We spend so much time talking about interactive media and social tools that sometimes it seems that we could put a bit more energy into the regular old Internet -- last I heard, people were still using it. One area in particular that I'm not quite sure we've figured out yet is the integration of print documents into web presences. As a caveat, this isn't about rearticulating a print publication for the web -- which I think we're doing some cool stuff with (video features, streaming media, graphic treatments, etc.).
Print to web
Take, for example, the tools available for viewing print publications via the web. As I said, I'm all for blowing out print publications and reinterpreting them for the web, but I believe that there is value to being able to view the publication as designed for its primary medium in full form. Unless a piece has been conceived from the beginning as being integrated (web/print), there is certainly a "primary" medium -- in this case I'm talking about print. So, in developing the piece a designer will take great care in placement of images, font treatments, balancing spreads and so on to maximize the reader's engagement with the content. We see some really artistic and creative interpretations of that same content for the web, but I do believe that it also makes sense to give folks the opportunity to experience that primary print design on the web. Unfortunately, I'm not convinced that we're getting the best look via a PDF document with page-flipping functionality. Readability, for example, still doesn't quite cut the mustard. We're using one of these services, Issuu, for some of our publications but I think there is still some headroom here. Maybe the iPad will be a game-changer, but that's not yet how the majority of readers are accessing these documents at this point.
Web to print
It also seems that we can be doing our designers, constituents and budgets a favor by rethinking the whole print to web paradigm, particularly for short-run documents that are frequently updated -- handbooks and catalogs for example. Why design something in print that is then translated for the web and then updated on the web rendering the print document outdaed? This is particularly troublesome when the document is only going to be printed on very short runs. Not the best use of resources.

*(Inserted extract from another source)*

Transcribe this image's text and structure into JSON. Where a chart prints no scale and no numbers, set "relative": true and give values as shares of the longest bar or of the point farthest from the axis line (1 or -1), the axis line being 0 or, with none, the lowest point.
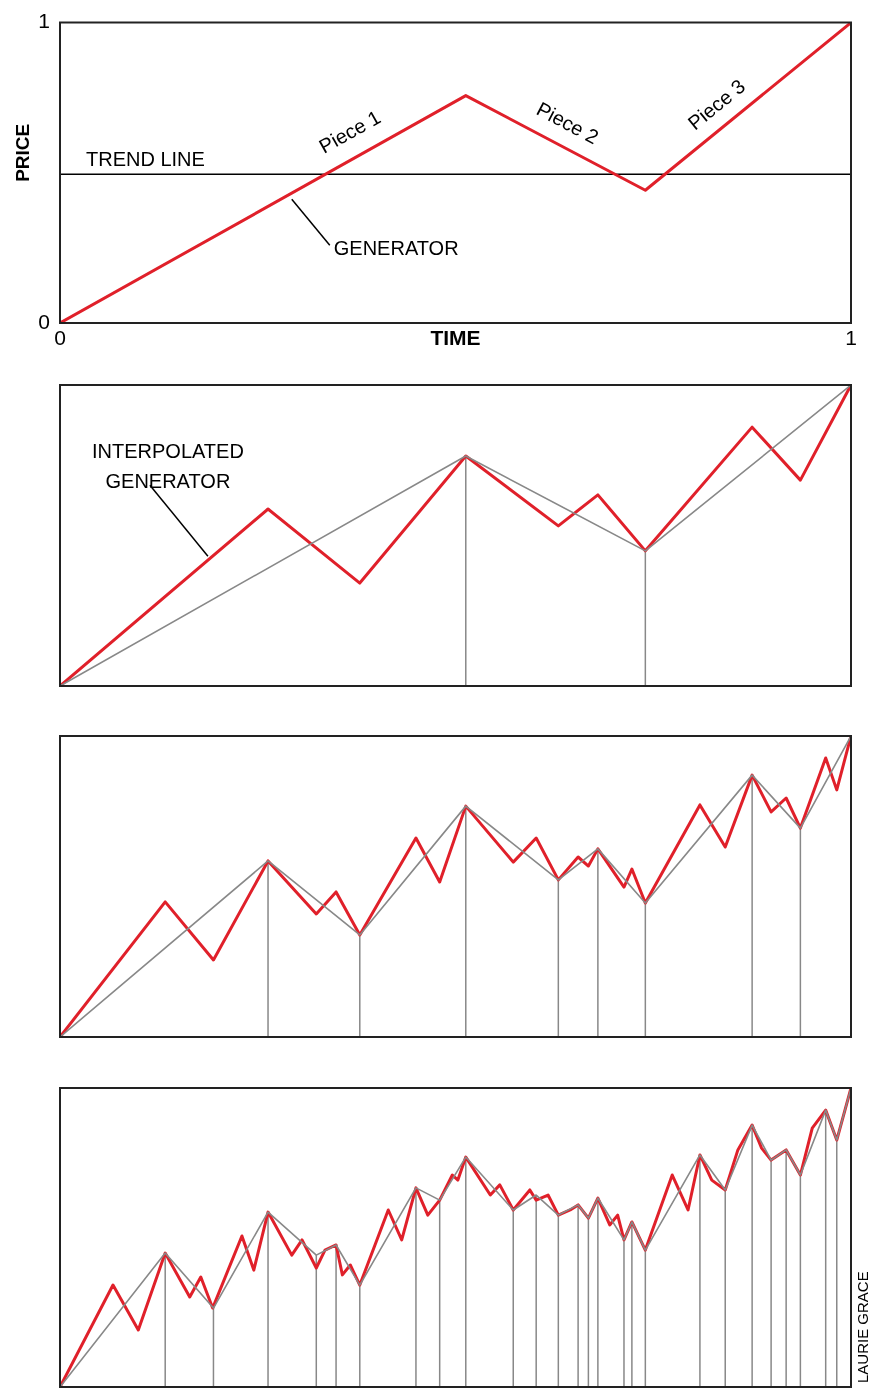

Why not flip the model and produce these documents as easy to use websites, the content of which can be printed on demand? Gettysburg College appears to be doing exactly that with their catalog. G'burg's Director of Web Communications and Electronic Media Paul Redfern says that their CMS handles the conversion from web to print, with only a small amount of programming time necessary to make the documents print-friendly.
This is a topic that is always evolving because the technology is always evolving. I think it's possible to slow things down a bit though, by thinking about how we are presenting the message to our various constituencies and how we are mobilizing resources to get it done.